Débuté aux Baléares et terminé aux Açores, Extérieur monde est un livre dans lequel Olivier Rolin arpente ses souvenirs et donc son monde: le monde qu'il a parcouru de long en large en tant que journaliste puis écrivain, souvent invité à parler devant des foules clairsemées (en Russie par exemple). L'occasion pour l'auteur de Tigre en Papier de plonger dans l'histoire de la littérature -de Proust dans cet "à la recherche du temps passé" à Chateaubriand pour son côté "vieil amoureux mélancolique"- et de nous transmettre sa fascination pour "les paysages de ruines", même s'il ne s'agit pas encore ici de mémoires d'outre-tombe... Au cours de ce récit imagé, Rolin évoque également ses conquêtes féminines, et surtout ses rêves de conquêtes, furtivement entrevus. Les visages croisés forment, eux aussi, autant de paysages, voire de pays.

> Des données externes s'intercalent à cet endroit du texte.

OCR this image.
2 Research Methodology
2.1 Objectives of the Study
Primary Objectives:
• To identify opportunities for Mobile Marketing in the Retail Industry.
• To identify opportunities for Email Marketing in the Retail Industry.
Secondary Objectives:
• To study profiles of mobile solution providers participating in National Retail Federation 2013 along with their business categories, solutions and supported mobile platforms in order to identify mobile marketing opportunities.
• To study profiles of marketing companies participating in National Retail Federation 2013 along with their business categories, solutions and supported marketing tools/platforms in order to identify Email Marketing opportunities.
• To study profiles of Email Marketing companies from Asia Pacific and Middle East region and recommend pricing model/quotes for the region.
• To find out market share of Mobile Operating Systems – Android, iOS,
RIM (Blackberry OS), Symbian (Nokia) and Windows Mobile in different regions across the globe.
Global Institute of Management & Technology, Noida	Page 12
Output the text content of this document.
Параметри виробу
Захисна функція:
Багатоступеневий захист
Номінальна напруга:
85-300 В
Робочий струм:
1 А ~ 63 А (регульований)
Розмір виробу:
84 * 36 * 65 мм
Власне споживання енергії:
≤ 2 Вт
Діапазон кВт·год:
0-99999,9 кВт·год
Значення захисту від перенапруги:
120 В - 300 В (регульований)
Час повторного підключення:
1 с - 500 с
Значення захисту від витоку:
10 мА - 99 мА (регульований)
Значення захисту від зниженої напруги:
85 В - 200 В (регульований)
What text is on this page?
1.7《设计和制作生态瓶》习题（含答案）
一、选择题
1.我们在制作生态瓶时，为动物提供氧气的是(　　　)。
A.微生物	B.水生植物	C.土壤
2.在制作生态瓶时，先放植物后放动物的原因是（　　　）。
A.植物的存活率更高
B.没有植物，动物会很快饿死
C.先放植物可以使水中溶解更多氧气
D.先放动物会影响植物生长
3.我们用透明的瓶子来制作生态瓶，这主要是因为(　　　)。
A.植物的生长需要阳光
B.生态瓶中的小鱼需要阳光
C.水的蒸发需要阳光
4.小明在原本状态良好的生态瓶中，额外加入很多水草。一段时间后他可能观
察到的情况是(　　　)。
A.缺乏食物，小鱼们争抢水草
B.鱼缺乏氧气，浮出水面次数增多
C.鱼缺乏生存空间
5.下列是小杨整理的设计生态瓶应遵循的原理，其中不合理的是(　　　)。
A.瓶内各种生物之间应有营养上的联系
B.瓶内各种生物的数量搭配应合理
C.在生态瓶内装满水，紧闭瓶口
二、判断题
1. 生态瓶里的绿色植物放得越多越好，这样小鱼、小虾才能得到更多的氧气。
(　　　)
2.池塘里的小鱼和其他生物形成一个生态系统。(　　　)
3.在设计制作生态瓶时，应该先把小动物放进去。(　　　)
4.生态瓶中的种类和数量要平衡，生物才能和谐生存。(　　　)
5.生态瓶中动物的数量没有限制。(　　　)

Le style et le propos font naître une autre image: un vieux bar décati à La Havane ou Sarajevo, au milieu duquel Rolin, maître de la digression dans un récit tout sauf dégraissé, a suspendu son immense guirlande de souvenirs, seul, accoudé au passé, interpellant le lecteur. Lequel regarde parfois sa montre, titillé par l'envie de rentrer, seulement retenu par certaines descriptions, de Shanghaï par exemple, qui le tirent par la manche et l'incitent à rester. Bref, si Rolin nous saoule, il nous enivre aussi.

D'Olivier Rolin, éditions Gallimard, 304 pages.